I was using a 8 pound hammer and getting some pretty good blows from above though not perfectly straight down. I will try to find the puller somewhere and see if that works. I even tried to use a reciprocating saw to cut it an maybe release whatever was keeping it in there, but even with a metal blade it did not make a scratch.
I do not like buying from chains alone, let alone this AutoZone, but it is hard to find a mom and pop store with all the parts nowadays.
Another thing you can sometimes do is use a long (4' or so) pry bar, use one hand/arm to apply downward force and the other to strike from the top at the same time.
Also, if you are replacing the joint, you don't need to protect the end with a nut, just don't beat it up so bad you can't get it out of the arm.
Oh, c'mon, Festus! Doing it that way - without the castle nut installed upside down - is dangerous to do; he could decide it's too much work/doesn't have any more time/whatever and wants to put it back the way it was and try again later. But if he's destroyed the threads, that will be really hard to do.
Originally Posted by Festus Hagen
Harbor Failure puller ... lol!
Harbor Failure - The Home of Single-Use, Chinese-Made Tools.
Oh, c'mon, Festus! Doing it that way - without the castle nut installed upside down - is dangerous to do; he could decide it's too much work/doesn't have any more time/whatever and wants to put it back the way it was and try again later. But if he's destroyed the threads, that will be really hard to do.
Yup, I agree, it is a no backing out situation, I did say "if you are replacing the joint" for a reason ...
And yes, I should of included a warning ...
The thing is, shock is what will get it out, the nut absorbs shock!
Besides I have faith in him, so far he has accomplished some pretty heavy things for a novice!
He'll get it, he doesn't give up easy!
I use pickle forks on the joint ... A puller to pull the pitman off the gear box.
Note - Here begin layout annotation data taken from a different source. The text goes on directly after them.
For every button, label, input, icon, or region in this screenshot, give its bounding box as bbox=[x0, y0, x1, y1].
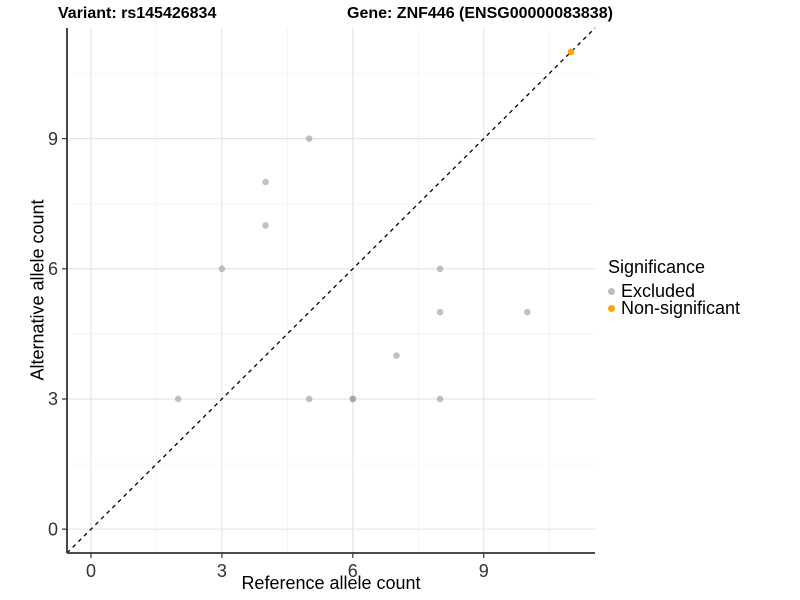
data-point-excluded bbox=[436, 265, 444, 273]
data-point-excluded bbox=[524, 308, 531, 316]
legend-dot-icon bbox=[608, 288, 615, 295]
y-tick-label: 9 bbox=[48, 129, 58, 149]
data-point-excluded bbox=[436, 308, 444, 316]
x-tick-label: 9 bbox=[479, 561, 489, 581]
variant-title: Variant: rs145426834 bbox=[58, 5, 217, 22]
legend-item-non-significant: Non-significant bbox=[608, 298, 741, 318]
legend-item-label: Excluded bbox=[621, 281, 696, 301]
data-point-excluded bbox=[262, 222, 269, 229]
x-tick-label: 6 bbox=[348, 561, 358, 581]
data-point-excluded bbox=[349, 395, 357, 403]
legend-dot-icon bbox=[608, 305, 615, 312]
gene-title: Gene: ZNF446 (ENSG00000083838) bbox=[347, 5, 613, 22]
legend-items: Excluded Non-significant bbox=[608, 281, 741, 318]
y-axis-title: Alternative allele count bbox=[27, 199, 48, 381]
data-point-excluded bbox=[305, 135, 313, 142]
data-point-non-significant bbox=[567, 48, 575, 56]
x-tick-label: 0 bbox=[86, 561, 96, 581]
data-point-excluded bbox=[174, 395, 182, 403]
x-tick-label: 3 bbox=[217, 561, 227, 581]
data-point-excluded bbox=[393, 352, 400, 359]
data-point-excluded bbox=[218, 265, 226, 273]
y-tick-label: 3 bbox=[48, 389, 58, 409]
x-axis-title: Reference allele count bbox=[241, 573, 421, 593]
legend: Significance Excluded Non-significant bbox=[608, 257, 741, 318]
data-point-excluded bbox=[436, 395, 444, 403]
y-tick-label: 6 bbox=[48, 259, 58, 279]
legend-item-excluded: Excluded bbox=[608, 281, 740, 301]
legend-title: Significance bbox=[608, 257, 706, 277]
data-point-excluded bbox=[305, 395, 313, 403]
data-point-excluded bbox=[262, 178, 269, 186]
legend-item-label: Non-significant bbox=[621, 298, 741, 318]
identity-line bbox=[66, 27, 596, 554]
y-tick-label: 0 bbox=[48, 519, 58, 539]
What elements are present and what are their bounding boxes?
Originally Posted by ctubutis
Harbor Failure - The Home of Single-Use, Chinese-Made Tools.
Oh I knew what you meant ... I have a few Harbor Failure's in the scrap bin!
If you do not care about the rubber boot, a pickle fork will take it right off easily. $10 from Harbor Freight, they work fine. You don't pry with this thing, you hit on the end with a hammer and drive the wedge in to pop it loose.
Just gotta be careful when working around the pittman arm, and steering box. Too much banging and rattling "could" cause the lower seal in the steering box to start leaking.
Been there, done that, on a 79 F350.